HAYAT her zaman düz bir zeminde ilerlemez. Bu beklenti gerçekçi değildir. Olsaydı iyi mi olurdu acaba sorusu da tartışılmaya değerdir.
Sınanmayan hayat olmaz. İmtihana tabi olmayan sevgi yoktur. Sınavdan geçmeyen zenginlik olgunluk barındırmaz.
Acıdan geçmeyen hayat yaşanmış değildir. Gelip geçmiştir. Geriye ne bıraktığı belli değildir.
Bu elekten geçme meselesi pek çok şekilde gerçekleşir.

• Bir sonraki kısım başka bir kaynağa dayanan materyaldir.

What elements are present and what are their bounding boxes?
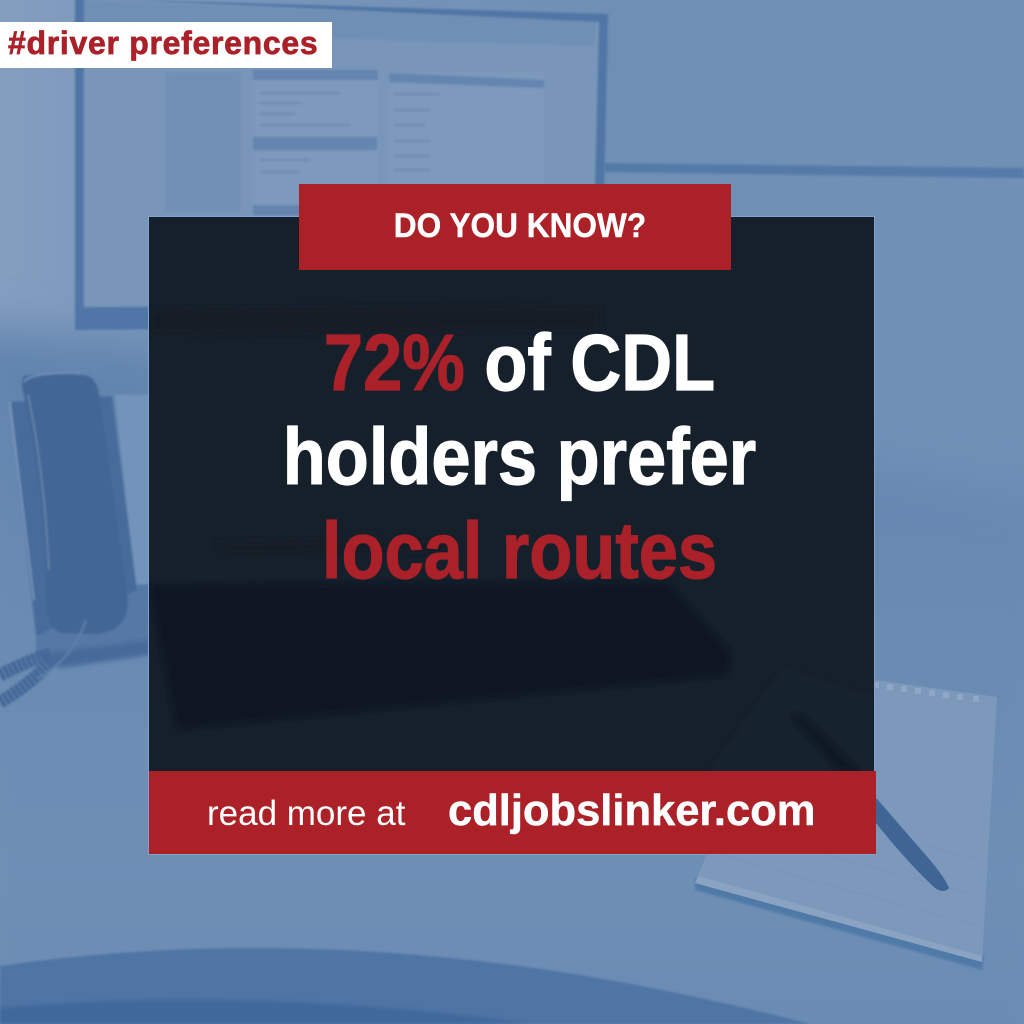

Hayat varlıkla, yoklukla, darlıkla, ferahlıkla sınanır. Yine yalnızlık sınavından geçer.
Hayat aşk süzgecinden geçirir insanı. Firkatle ve vuslatla yüzleşir.
Dostluk imtihanından geçmeyen hayat eksiklidir. Gerçek ile hayal karışır. Güven testine tabi tutulmamış sayılır. Dolayısıyla kararlar netlik barındırmaz.
İnsan en iç daireden en dış halkasına kadar her an sorulara muhataptır. Hile ve hurda ile her zaman karşılaşmak mümkündür. O nedenle dün can ciğer olduklarınla bugün uzaktan selam vermeyi bile çoğu defa gereksiz görebilirsin.
Biz buna hayatın acının çemberinden geçmesi diyebiliriz. Ya da ateşler üzerinde yürümek.
Bu fazlalıkları alır, sahteleri uzaklaştırır, sahiciliğe taşır kişiyi. Zordur zor olmasına ama başka türlüsü de olgunlaşmaya engeldir.
O sebeple acılarımız bizim öz varlığımızdır. Hatta en çok acılar bizimdir diyebiliriz. Zira onlardır en çok bizi biz yapan.